Join Date: Oct 2009
Location: Outer Sydney Australia
Thanked 228 Times in 163 Posts
Rep Power: 34
While I have never hand raised a Macaw I have hand raised Sulphur Crested Cockatoo's and they usually start weaning at around 13 weeks, but from listening to others that do Macaws they are older than that when they start to wean. I really need to know the method you are using to feed him, and are you using a thermometer to check the temperature. You may be feeding too cold, especially if you are using a spoon to feed. It does sound like his food is cooling as he is eating some and then refusing, so the temperature may be ok for the first lot of food but cooling down too much for him to be interested in eating his full amount. The food being too cool may also explain the crop infection. When I feed with a crop needle the food should be no lower than 38C and no hotter than 41C, I usually feed at 40C with the crop needle, food can be slightly hotter with just a syringe and if feeding by spoon I feed at between 45C to 48C. Remember the food will cool slightly between getting it out of the container with the spoon and taking it to the baby. So you may need to put the container of food in a larger container with boiling water in it to keep it to temperature. If you don't have a food testing thermometer you need to go and get one immediately. I use the analog type and not the digital as I found they will give false readings as the battery ages. I bought one and threw it out after about 2 weeks and went back to the analog. The type I use are the ones they use to test the frothed milk for cappuccino.
I was always taught to feed at 38.5C and no hotter than 40C, but that is with a crop needle.

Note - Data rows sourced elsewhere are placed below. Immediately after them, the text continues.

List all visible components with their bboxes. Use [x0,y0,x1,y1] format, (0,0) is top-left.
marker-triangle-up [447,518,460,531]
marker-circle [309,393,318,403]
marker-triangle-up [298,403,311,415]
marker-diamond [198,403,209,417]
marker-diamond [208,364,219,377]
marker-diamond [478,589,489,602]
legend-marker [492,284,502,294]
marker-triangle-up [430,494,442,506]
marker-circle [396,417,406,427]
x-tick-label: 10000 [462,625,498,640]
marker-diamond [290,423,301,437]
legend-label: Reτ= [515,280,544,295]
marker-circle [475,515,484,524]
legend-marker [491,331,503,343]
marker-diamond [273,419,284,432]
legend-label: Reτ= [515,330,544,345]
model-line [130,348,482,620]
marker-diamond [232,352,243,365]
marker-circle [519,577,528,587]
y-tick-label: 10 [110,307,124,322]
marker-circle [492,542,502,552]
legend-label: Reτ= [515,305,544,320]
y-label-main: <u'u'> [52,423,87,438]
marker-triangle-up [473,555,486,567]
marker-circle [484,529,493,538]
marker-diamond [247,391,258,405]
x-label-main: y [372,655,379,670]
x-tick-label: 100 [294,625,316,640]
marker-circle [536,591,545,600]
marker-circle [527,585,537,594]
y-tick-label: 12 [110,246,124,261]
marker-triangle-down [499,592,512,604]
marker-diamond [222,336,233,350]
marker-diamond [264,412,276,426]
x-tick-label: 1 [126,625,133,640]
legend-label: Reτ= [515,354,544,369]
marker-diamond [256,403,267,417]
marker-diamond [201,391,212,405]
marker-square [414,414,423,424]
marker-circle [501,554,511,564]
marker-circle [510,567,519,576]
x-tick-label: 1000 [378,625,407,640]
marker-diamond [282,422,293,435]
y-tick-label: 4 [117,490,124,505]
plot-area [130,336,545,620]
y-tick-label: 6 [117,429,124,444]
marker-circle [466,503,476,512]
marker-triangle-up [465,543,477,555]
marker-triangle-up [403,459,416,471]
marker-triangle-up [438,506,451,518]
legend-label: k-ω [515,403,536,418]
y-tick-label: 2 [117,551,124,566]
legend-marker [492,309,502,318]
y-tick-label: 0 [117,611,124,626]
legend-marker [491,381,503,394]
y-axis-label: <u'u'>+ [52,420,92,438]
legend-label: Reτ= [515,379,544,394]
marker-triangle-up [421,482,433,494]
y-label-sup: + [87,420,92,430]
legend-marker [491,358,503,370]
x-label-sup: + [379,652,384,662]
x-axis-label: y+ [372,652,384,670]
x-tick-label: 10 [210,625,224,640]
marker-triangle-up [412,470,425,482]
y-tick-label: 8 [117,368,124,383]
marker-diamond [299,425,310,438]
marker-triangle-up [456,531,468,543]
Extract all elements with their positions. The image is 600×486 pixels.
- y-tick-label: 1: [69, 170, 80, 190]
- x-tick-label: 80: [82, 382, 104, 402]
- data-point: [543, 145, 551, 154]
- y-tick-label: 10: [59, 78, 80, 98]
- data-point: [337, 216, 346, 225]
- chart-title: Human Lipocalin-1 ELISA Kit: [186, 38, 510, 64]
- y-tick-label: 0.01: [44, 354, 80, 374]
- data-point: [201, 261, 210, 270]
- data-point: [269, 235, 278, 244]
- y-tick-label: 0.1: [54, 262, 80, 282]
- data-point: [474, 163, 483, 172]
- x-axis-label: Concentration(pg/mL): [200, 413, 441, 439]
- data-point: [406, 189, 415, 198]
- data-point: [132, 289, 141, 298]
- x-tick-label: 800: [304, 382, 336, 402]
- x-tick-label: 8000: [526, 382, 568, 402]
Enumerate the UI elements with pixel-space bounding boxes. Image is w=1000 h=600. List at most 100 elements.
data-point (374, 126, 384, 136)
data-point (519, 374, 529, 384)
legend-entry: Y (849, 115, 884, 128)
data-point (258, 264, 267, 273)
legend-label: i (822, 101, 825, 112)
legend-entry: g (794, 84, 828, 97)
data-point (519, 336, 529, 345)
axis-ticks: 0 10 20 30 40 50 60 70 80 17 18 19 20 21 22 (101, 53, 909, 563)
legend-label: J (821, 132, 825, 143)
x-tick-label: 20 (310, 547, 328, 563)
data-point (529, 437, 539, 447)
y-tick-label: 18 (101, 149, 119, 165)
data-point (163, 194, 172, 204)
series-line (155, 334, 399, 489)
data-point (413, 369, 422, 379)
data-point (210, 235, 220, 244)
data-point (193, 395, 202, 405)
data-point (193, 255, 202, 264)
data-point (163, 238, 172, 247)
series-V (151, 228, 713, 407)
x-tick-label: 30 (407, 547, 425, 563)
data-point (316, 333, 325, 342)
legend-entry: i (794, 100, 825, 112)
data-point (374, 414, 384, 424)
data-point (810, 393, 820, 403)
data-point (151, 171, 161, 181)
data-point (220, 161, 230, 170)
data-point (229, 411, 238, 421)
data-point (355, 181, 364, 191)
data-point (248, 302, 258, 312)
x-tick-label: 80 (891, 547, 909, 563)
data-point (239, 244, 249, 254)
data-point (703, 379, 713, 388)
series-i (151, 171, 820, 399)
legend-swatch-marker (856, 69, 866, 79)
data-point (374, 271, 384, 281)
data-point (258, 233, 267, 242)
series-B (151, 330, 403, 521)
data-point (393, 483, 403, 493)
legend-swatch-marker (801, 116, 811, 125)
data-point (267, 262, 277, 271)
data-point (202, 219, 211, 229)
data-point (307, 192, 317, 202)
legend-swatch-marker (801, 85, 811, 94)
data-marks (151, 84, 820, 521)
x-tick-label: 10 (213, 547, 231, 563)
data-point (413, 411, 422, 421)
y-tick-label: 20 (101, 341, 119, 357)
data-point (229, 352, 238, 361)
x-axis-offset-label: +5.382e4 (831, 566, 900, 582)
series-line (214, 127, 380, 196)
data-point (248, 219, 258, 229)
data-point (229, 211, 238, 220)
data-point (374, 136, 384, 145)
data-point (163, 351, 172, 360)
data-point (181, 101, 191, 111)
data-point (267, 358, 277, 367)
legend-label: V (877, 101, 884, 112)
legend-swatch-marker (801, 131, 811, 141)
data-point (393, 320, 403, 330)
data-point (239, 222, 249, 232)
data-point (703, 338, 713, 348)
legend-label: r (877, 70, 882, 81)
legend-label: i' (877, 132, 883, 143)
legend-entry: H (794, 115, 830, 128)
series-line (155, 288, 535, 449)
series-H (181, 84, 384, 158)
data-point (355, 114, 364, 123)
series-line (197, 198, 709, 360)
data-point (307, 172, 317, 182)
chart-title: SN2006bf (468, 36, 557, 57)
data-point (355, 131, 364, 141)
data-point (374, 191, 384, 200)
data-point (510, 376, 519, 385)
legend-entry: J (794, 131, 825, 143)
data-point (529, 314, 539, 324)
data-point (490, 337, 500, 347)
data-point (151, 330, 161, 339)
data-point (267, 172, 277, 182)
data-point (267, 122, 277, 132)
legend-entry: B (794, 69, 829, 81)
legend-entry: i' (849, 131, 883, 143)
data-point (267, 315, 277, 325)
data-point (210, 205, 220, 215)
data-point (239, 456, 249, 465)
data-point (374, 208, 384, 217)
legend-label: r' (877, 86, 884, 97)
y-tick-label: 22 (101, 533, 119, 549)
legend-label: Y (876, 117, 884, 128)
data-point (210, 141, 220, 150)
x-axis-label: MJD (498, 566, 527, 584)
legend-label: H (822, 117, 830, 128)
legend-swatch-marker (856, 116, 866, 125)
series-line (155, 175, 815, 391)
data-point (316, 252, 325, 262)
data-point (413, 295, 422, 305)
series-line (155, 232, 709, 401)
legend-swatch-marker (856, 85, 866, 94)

When I started using a spoon to feed I found the babies were refusing the food about half way through. So I decided to experiment a little and found that when using a spoon the babies liked their food significantly hotter. So I just increased the temperature gradually till I found the one they liked the best and instead of being very sluggish feeders they were wolfing it down. With the spoon if the food is too hot they will usually spit it out and when it is too cold they will also spit it out. I have been hand raising for over 20 years now and I still use a thermometer at every feed, I never trust the old method of testing like they used to do with a baby humans bottle by putting some on the inside of the wrist or a bit on the lip. The ambient temperature of the room will effect how hot or cold the food feels. If the room is cool the food will feel hot and if hot the food will feel cool.
From the look of the feather growth your baby is nowhere near weaning stage and I know that Macaws will still beg for food at over 9 months. I am hand raising 2 Rainbow Lorikeets at the moment and they are nearly fully feathered and are still not ready to wean. Birds fledge before they wean in the wild or even if parent fed in an aviary. In the wild they have to be able to fly so that mum and dad can teach them how to forage for food.
Also when I mix up my hand raising mix I add a small amount of human baby food to the mix, the pureed type suitable for 3-6 months and I only use the fruit and vegetable ones that have no added vitamins (there should be sufficient vitamins in the hand raising mix, too much vitamin is just as bad as too little) except for Vitamin C as excess is just excreted out. So I use ones like pureed apple, apple and banana, sweet potato pumpkin and corn etc. It just gives them a different taste when feeding and I have found when I try to introduce those foods to them when weaned they already know the taste and will eat it more easily. The pureed apple is very good as it aids in the digestion of the food.
I do suspect that his feeding problems are related to the heat of the food you are giving him.